What are you choosing to focus on?
As of late, it's very hard not to think about the absurd things some contractors are doing when it comes to pricing. "But selling is such a mental game," Paluch reminds. "If you are allowing yourself to focus on how cheap a competitor is selling services for, that becomes a very convenient excuse for not hitting your own sales goals." In other words, it becomes easier to just throw in the towel and stop pushing forward to try and earn more business.
All salespeople can focus on one of two things: succeeding or failing. If you are focused on succeeding, Paluch says, you will dig deep to find the energy to keep going. You'll want to find the answers you need in order to improve your product/service and sales pitch, and to increase your value in the eyes of the consumer.
How are you looking at change?
"Changing doesn't have to mean completely re-tooling or overhauling," Paluch points out. "Maybe it's just stepping back a bit to figure out the simplest ways you can improve your company's approach to sales. For instance, many contractors could do a better job of paying attention to sales goals on a weekly, monthly or even quarterly basis. There is just something magical about goals. So start thinking about setting some goals around sales."
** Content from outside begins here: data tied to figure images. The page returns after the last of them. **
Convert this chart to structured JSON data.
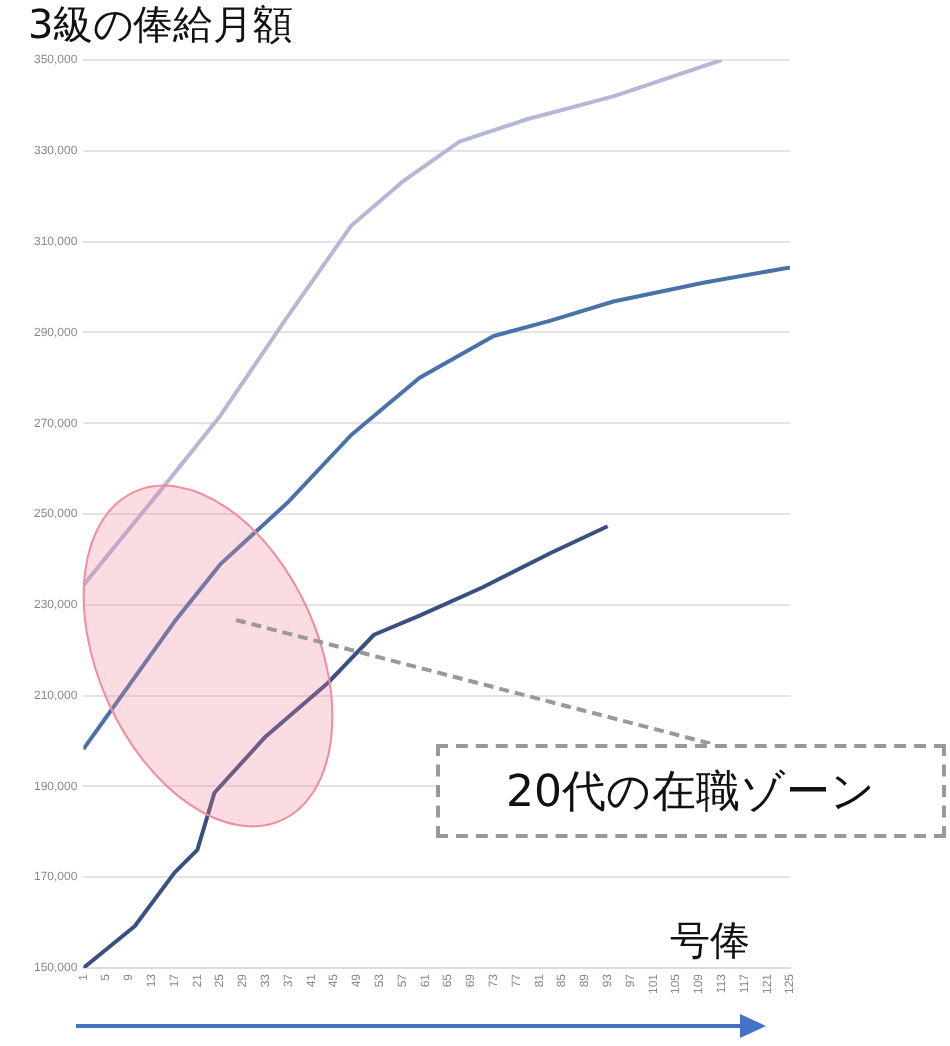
{
  "chart_data": {
    "type": "line",
    "title": "3級の俸給月額",
    "xlabel": "号俸",
    "series": [
      {
        "color": "#b4b8d4",
        "x": [
          1,
          17,
          25,
          37,
          48,
          57,
          67,
          79,
          94,
          113
        ],
        "values": [
          234300,
          259000,
          271600,
          293800,
          313500,
          323200,
          332000,
          337000,
          342000,
          350000
        ]
      },
      {
        "color": "#4a72a8",
        "x": [
          1,
          17,
          25,
          37,
          48,
          60,
          73,
          83,
          94,
          110,
          125
        ],
        "values": [
          198200,
          226300,
          238900,
          252700,
          267400,
          280000,
          289200,
          292600,
          296800,
          301000,
          304300
        ]
      },
      {
        "color": "#3a5080",
        "x": [
          1,
          10,
          17,
          21,
          24,
          33,
          44,
          52,
          60,
          71,
          83,
          93
        ],
        "values": [
          150000,
          159200,
          171000,
          176000,
          188600,
          201000,
          212900,
          223400,
          227600,
          233800,
          241400,
          247300
        ]
      }
    ],
    "xlim": [
      1,
      125
    ],
    "xticks": [
      1,
      5,
      9,
      13,
      17,
      21,
      25,
      29,
      33,
      37,
      41,
      45,
      49,
      53,
      57,
      61,
      65,
      69,
      73,
      77,
      81,
      85,
      89,
      93,
      97,
      101,
      105,
      109,
      113,
      117,
      121,
      125
    ],
    "ylim": [
      150000,
      350000
    ],
    "yticks": [
      {
        "value": 150000,
        "label": "150,000"
      },
      {
        "value": 170000,
        "label": "170,000"
      },
      {
        "value": 190000,
        "label": "190,000"
      },
      {
        "value": 210000,
        "label": "210,000"
      },
      {
        "value": 230000,
        "label": "230,000"
      },
      {
        "value": 250000,
        "label": "250,000"
      },
      {
        "value": 270000,
        "label": "270,000"
      },
      {
        "value": 290000,
        "label": "290,000"
      },
      {
        "value": 310000,
        "label": "310,000"
      },
      {
        "value": 330000,
        "label": "330,000"
      },
      {
        "value": 350000,
        "label": "350,000"
      }
    ],
    "grid": "y",
    "legend": false,
    "marker": "none",
    "line_style": "solid",
    "annotations": [
      "20代の在職ゾーン"
    ]
  }
}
Another simple way to change your company's approach to sales is to become more proactive. "Are you out there looking for business or just sitting there waiting for the phone to ring?" Paluch asks. Contractors who are thriving today, Paluch says, have what he refers to as "dirt disease." These contractors can't drive past a pile of dirt (worksite) without stopping to see what's going on and find out who's in charge. Likewise, these diseased contractors can't drive past an apartment complex or office community without stopping to see who is managing it. "Those who are willing to make a change and start going after leads are finding success," Paluch adds.
Are you able to sustain?
The final piece in selling against yourself is the question of whether or not you're able to sustain the change you implement. Making progress may take some time. You must have patience and persistence. And if you do realize some successes, you can't revert back to old habits.
Speaking of successes, it's OK to celebrate them once in a while. "If you are now setting sales goals in your company, don't hide them," Paluch recommends. Make sure everybody knows what they are. Hang them on the wall. Then challenge your team a little bit.
"If we hit X dollars in sales this month, we're buying pizza for everybody or going to a ball game," Paluch cites as an example. "Many contractors will say, 'Yeah, we already do that type of thing.' But so many don't—and those that do probably don't do it enough. When you can create an atmosphere of celebrating wins, even the smallest ones, you'll keep getting win after win—and that's when you can really sell beyond the competition."